Sure, when you get to the bottom of the 68 teams there might be a team or two that can be switched. That argument will never cease, even when there are 96 teams to choose from.

But get this: 13 teams with at least 11 losses, most since 1985; seven teams with at least 13 losses, never been more than three; and five teams with at least 14 losses and there was a total of SIX in the last 25 years.

What I find more appalling though is the seeding throughout the selected teams—by far the worst job I've ever seen! 

Teams like a Kansas St. and Vanderbilt, who had mediocre seasons at best, wind up at No. 5 seeds. 

The Wildcats lost three times to Colorado and the Buffaloes are not even in!

The Commodore's have an RPI ranking of 27 and in mid-20's in the polls, losing four of the last seven games, yet seeded as a TOP 20 team.

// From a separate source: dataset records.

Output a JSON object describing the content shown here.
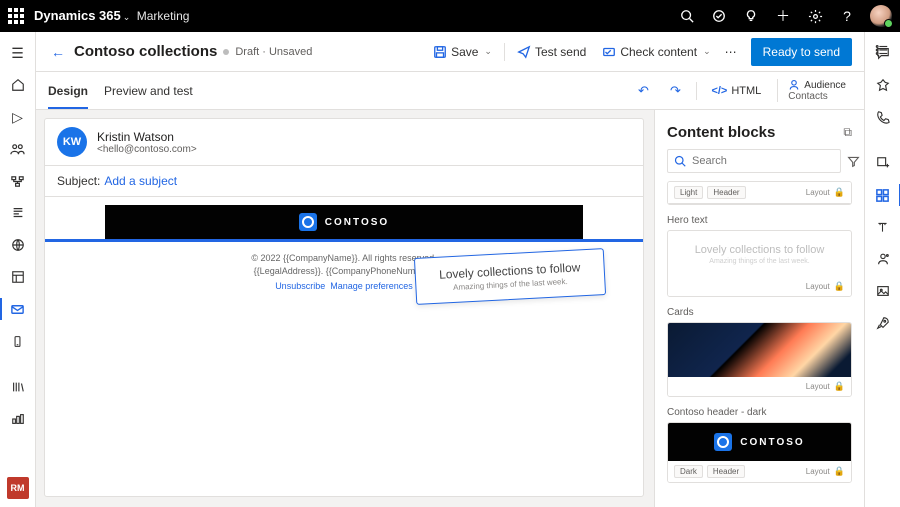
{
  "suite": {
    "brand": "Dynamics 365",
    "module": "Marketing"
  },
  "page": {
    "title": "Contoso collections",
    "status": "Draft · Unsaved"
  },
  "commands": {
    "save": "Save",
    "test_send": "Test send",
    "check_content": "Check content",
    "ready": "Ready to send"
  },
  "tabs": {
    "design": "Design",
    "preview": "Preview and test",
    "html": "HTML",
    "audience_l1": "Audience",
    "audience_l2": "Contacts"
  },
  "sender": {
    "initials": "KW",
    "name": "Kristin Watson",
    "email": "<hello@contoso.com>"
  },
  "subject": {
    "label": "Subject:",
    "link": "Add a subject"
  },
  "email": {
    "brand": "CONTOSO",
    "footer_line1": "© 2022 {{CompanyName}}. All rights reserved.",
    "footer_line2": "{{LegalAddress}}. {{CompanyPhoneNumber}}",
    "unsubscribe": "Unsubscribe",
    "manage": "Manage preferences"
  },
  "floating": {
    "title": "Lovely collections to follow",
    "sub": "Amazing things of the last week."
  },
  "panel": {
    "title": "Content blocks",
    "search_placeholder": "Search",
    "layout_label": "Layout",
    "blocks": [
      {
        "section": "",
        "tags": [
          "Light",
          "Header"
        ],
        "preview_title": "",
        "preview_sub": "",
        "style": "top-meta"
      },
      {
        "section": "Hero text",
        "tags": [],
        "preview_title": "Lovely collections to follow",
        "preview_sub": "Amazing things of the last week.",
        "style": ""
      },
      {
        "section": "Cards",
        "tags": [],
        "preview_title": "",
        "preview_sub": "",
        "style": "image"
      },
      {
        "section": "Contoso header - dark",
        "tags": [
          "Dark",
          "Header"
        ],
        "preview_title": "CONTOSO",
        "preview_sub": "",
        "style": "dark"
      }
    ]
  },
  "left_user": "RM"
}
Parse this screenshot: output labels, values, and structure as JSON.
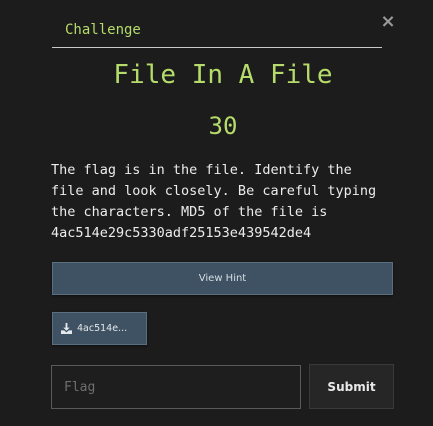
{
  "modal": {
    "tab_label": "Challenge",
    "close_icon": "close-icon",
    "close_glyph": "×"
  },
  "challenge": {
    "title": "File In A File",
    "value": "30",
    "description": "The flag is in the file. Identify the\nfile and look closely. Be careful typing\nthe characters. MD5 of the file is\n4ac514e29c5330adf25153e439542de4"
  },
  "buttons": {
    "hint_label": "View Hint",
    "file_label": "4ac514e...",
    "file_icon": "download-icon",
    "submit_label": "Submit"
  },
  "form": {
    "flag_placeholder": "Flag",
    "flag_value": ""
  },
  "colors": {
    "accent": "#b5dc6a",
    "background": "#1c1c1c",
    "button": "#3e5263"
  }
}
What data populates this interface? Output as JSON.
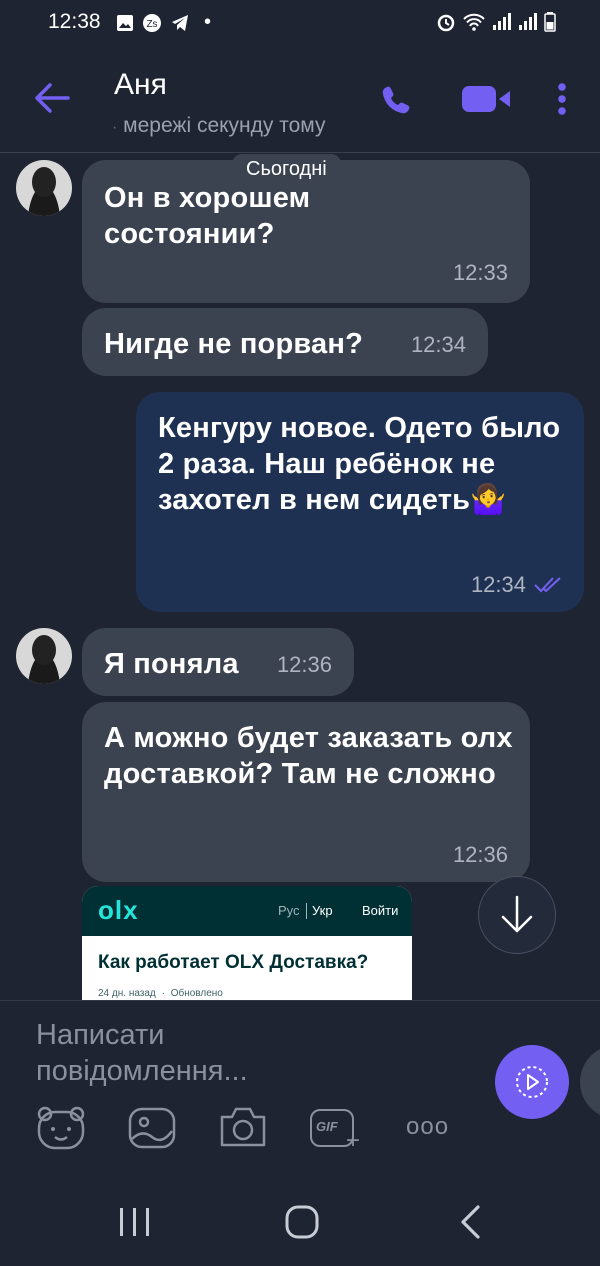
{
  "status_bar": {
    "time": "12:38",
    "dot": "•"
  },
  "header": {
    "contact_name": "Аня",
    "contact_status": "мережі секунду тому",
    "status_prefix": "·"
  },
  "date_separator": "Сьогодні",
  "messages": [
    {
      "text": "Он в хорошем состоянии?",
      "time": "12:33",
      "direction": "in"
    },
    {
      "text": "Нигде не порван?",
      "time": "12:34",
      "direction": "in"
    },
    {
      "text": "Кенгуру новое. Одето было 2 раза. Наш ребёнок не захотел в нем сидеть🤷‍♀️",
      "time": "12:34",
      "direction": "out",
      "read": true
    },
    {
      "text": "Я поняла",
      "time": "12:36",
      "direction": "in"
    },
    {
      "text": "А можно будет заказать олх доставкой? Там не сложно",
      "time": "12:36",
      "direction": "in"
    }
  ],
  "link_preview": {
    "logo": "olx",
    "lang_rus": "Рус",
    "lang_ukr": "Укр",
    "login": "Войти",
    "title": "Как работает OLX Доставка?",
    "meta_date": "24 дн. назад",
    "meta_sep": "·",
    "meta_updated": "Обновлено"
  },
  "input": {
    "placeholder_line1": "Написати",
    "placeholder_line2": "повідомлення..."
  },
  "toolbar": {
    "gif_label": "GIF",
    "more": "ooo"
  },
  "colors": {
    "accent": "#7360f2",
    "background": "#1f2433",
    "incoming_bubble": "#3b4250",
    "outgoing_bubble": "#1f3152"
  }
}
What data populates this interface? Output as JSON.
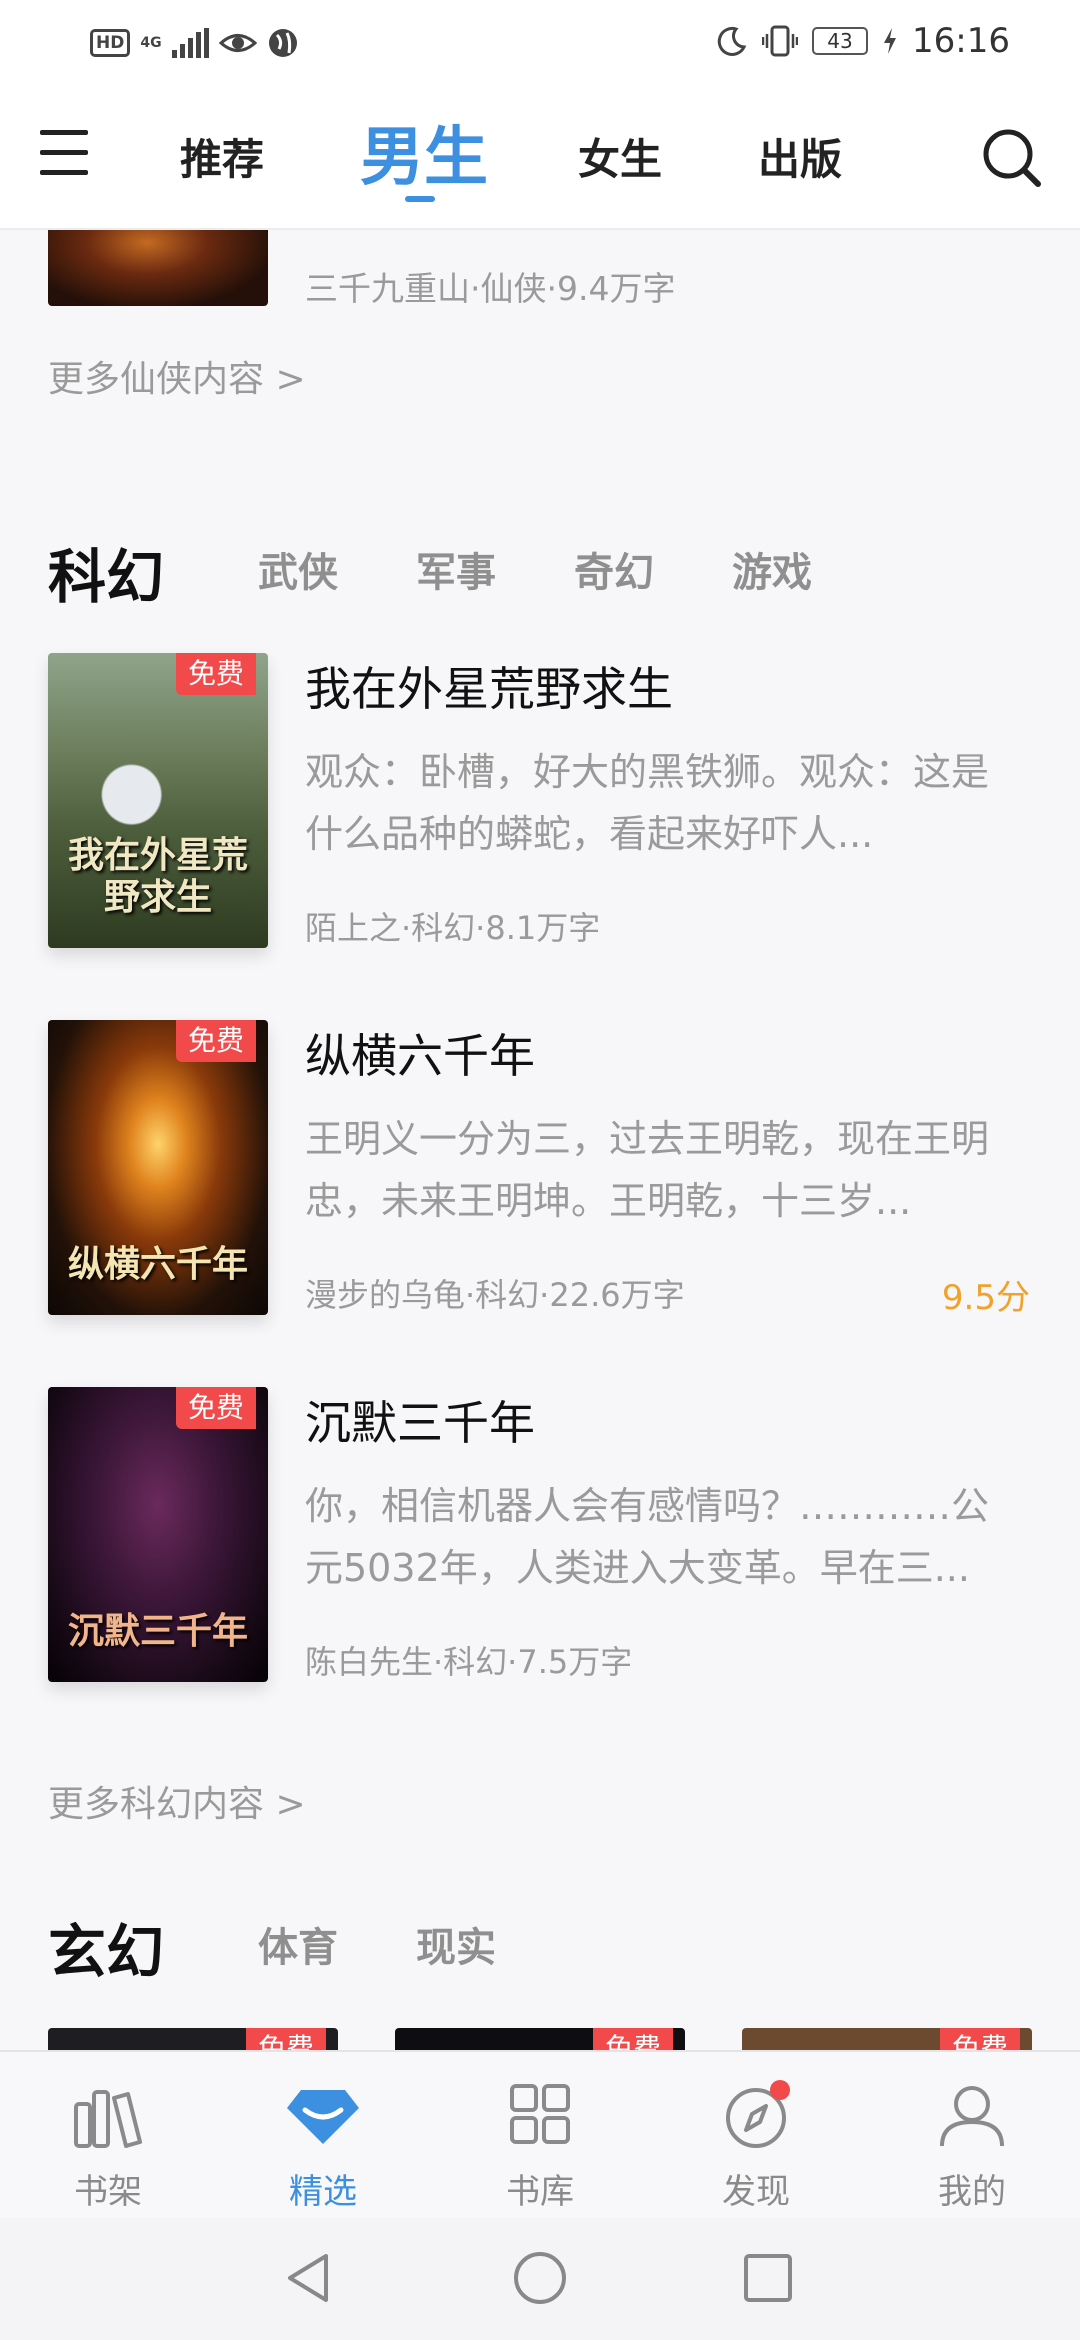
{
  "status_bar": {
    "hd": "HD",
    "network": "4G",
    "battery": "43",
    "time": "16:16"
  },
  "top_tabs": [
    "推荐",
    "男生",
    "女生",
    "出版"
  ],
  "active_top_tab": "男生",
  "partial_book": {
    "meta": "三千九重山·仙侠·9.4万字"
  },
  "more_xianxia": "更多仙侠内容 >",
  "scifi_section": {
    "title": "科幻",
    "sub_tabs": [
      "武侠",
      "军事",
      "奇幻",
      "游戏"
    ]
  },
  "books": [
    {
      "badge": "免费",
      "cover_text": "我在外星荒野求生",
      "title": "我在外星荒野求生",
      "desc": "观众：卧槽，好大的黑铁狮。观众：这是什么品种的蟒蛇，看起来好吓人...",
      "meta": "陌上之·科幻·8.1万字",
      "score": ""
    },
    {
      "badge": "免费",
      "cover_text": "纵横六千年",
      "title": "纵横六千年",
      "desc": "王明义一分为三，过去王明乾，现在王明忠，未来王明坤。王明乾，十三岁...",
      "meta": "漫步的乌龟·科幻·22.6万字",
      "score": "9.5分"
    },
    {
      "badge": "免费",
      "cover_text": "沉默三千年",
      "title": "沉默三千年",
      "desc": "你，相信机器人会有感情吗？…………公元5032年，人类进入大变革。早在三...",
      "meta": "陈白先生·科幻·7.5万字",
      "score": ""
    }
  ],
  "more_scifi": "更多科幻内容 >",
  "xuanhuan_section": {
    "title": "玄幻",
    "sub_tabs": [
      "体育",
      "现实"
    ]
  },
  "thumb_badges": [
    "免费",
    "免费",
    "免费"
  ],
  "bottom_nav": [
    "书架",
    "精选",
    "书库",
    "发现",
    "我的"
  ],
  "colors": {
    "accent": "#3d8fe0",
    "badge": "#f2494b",
    "score": "#f0a22a",
    "muted_text": "#9a9a9a"
  }
}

Then the Huskies of Connecticut that finished ninth in their conference, string together five consecutive wins, take the Big East crown and are rewarded with a No. 3 seed, meaning TOP 12 in the country.

The Kentucky Wildcats follow a similar pattern by winning the SEC title, yet are dropped to a No. 4 seed and the team they beat in Florida are rewarded a higher No. 2 seed.

The list seemingly goes on and on, but the MOST egregious of all was Utah St. being ranked in the TOP 20 for quite a stretch and win their conference tournament with a record of 30-3 and are seeded No. 12?!

That's an absolute joke! 

That means had they lost that last game, they wouldn't even be IN the NCAA Tournament.

Just sickening, as were the players when we saw their faces when announced on CBS late Sunday afternoon.

Oh and by the way, Clemson has ZERO wins against the TOP 50 teams and they're dancing.